The recently introduced Segment Anything Model (SAM), a Visual Foundation
Model (VFM), has demonstrated impressive capabilities in zero-shot segmentation
tasks across diverse natural image datasets. Despite its success, SAM
encounters noticeably performance degradation when applied to specific domains,
such as medical images. Current efforts to address this issue have involved
fine-tuning strategies, intended to bolster the generalizability of the vanilla
SAM. However, these approaches still predominantly necessitate the utilization
of domain specific expert-level prompts during the evaluation phase, which
severely constrains the model's practicality. To overcome this limitation, we introduce a novel self-prompting based
fine-tuning approach, called SAM-SP, tailored for extending the vanilla SAM
model.
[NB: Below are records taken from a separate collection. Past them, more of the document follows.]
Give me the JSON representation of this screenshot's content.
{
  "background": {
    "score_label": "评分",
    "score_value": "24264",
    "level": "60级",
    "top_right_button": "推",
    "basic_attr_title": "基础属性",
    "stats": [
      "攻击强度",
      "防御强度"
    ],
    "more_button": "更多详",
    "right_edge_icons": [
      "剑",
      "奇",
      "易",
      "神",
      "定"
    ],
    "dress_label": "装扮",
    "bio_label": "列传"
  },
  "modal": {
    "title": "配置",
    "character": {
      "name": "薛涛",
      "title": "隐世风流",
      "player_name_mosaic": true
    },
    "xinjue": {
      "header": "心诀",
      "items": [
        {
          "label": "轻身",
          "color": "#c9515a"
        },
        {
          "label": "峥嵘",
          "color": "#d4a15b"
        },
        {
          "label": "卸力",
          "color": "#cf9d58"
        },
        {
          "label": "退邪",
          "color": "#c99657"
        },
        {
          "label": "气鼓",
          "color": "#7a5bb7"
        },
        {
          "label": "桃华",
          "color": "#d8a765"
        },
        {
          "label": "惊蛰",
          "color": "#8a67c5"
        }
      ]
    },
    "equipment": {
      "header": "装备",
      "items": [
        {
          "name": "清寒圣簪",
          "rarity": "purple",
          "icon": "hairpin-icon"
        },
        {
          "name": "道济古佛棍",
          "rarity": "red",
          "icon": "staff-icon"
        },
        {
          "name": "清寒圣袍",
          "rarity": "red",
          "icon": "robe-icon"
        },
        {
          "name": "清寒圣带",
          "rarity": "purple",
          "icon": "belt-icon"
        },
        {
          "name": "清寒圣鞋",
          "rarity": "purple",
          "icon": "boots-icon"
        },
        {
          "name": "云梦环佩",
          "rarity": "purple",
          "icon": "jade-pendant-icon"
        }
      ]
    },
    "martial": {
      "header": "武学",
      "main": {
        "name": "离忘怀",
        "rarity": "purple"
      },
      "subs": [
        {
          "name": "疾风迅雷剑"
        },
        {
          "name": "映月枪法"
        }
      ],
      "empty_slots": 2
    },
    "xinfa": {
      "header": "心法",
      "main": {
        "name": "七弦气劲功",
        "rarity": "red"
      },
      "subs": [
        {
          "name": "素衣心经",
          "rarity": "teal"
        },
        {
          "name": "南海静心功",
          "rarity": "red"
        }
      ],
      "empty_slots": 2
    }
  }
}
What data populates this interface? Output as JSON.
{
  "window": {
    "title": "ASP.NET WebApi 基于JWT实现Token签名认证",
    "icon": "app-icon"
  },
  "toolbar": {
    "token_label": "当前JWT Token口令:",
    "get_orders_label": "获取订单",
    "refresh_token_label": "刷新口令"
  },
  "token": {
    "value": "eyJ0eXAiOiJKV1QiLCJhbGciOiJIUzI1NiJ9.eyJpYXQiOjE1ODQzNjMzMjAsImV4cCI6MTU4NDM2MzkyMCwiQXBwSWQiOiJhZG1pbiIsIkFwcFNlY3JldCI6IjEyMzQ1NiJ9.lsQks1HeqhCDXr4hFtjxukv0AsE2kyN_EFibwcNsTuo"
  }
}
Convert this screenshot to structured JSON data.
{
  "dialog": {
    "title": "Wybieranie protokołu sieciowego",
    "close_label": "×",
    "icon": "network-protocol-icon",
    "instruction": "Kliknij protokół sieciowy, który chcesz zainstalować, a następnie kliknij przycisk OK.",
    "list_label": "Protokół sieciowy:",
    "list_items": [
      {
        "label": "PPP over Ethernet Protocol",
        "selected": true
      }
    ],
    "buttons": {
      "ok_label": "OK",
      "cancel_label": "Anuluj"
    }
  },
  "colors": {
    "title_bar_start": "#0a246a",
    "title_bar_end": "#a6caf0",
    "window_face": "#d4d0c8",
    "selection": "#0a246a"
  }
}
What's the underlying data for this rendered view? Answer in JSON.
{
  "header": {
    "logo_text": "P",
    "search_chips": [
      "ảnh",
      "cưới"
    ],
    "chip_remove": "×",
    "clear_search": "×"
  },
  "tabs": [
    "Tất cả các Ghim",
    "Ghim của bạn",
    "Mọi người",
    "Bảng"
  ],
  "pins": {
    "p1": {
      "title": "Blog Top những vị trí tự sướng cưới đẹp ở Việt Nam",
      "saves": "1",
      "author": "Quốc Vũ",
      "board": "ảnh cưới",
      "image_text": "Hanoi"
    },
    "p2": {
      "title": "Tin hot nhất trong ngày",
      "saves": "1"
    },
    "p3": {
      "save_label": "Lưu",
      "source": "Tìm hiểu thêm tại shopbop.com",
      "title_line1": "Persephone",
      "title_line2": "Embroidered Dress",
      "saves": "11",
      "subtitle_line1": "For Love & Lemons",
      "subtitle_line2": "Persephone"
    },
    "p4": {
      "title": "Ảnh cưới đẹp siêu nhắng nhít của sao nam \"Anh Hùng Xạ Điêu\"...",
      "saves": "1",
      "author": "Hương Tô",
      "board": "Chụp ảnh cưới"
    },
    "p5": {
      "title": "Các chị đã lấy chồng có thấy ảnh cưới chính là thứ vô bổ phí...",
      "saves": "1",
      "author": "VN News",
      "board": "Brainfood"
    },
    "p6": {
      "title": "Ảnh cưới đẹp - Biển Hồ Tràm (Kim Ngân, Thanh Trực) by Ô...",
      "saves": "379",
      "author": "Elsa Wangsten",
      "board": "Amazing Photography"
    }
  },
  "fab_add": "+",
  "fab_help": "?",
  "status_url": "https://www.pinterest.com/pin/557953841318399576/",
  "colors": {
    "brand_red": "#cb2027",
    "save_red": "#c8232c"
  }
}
Specifically, SAM-SP leverages the output from the previous iteration of
the model itself as prompts to guide subsequent iteration of the model. This
self-prompting module endeavors to learn how to generate useful prompts
autonomously and alleviates the dependence on expert prompts during the
evaluation phase, significantly broadening SAM's applicability. Additionally,
we integrate a self-distillation module to enhance the self-prompting process
further. Extensive experiments across various domain specific datasets validate
the effectiveness of the proposed SAM-SP. Our SAM-SP not only alleviates the
reliance on expert prompts but also exhibits superior segmentation performance
comparing to the state-of-the-art task-specific segmentation approaches, the
vanilla SAM, and SAM-based approaches.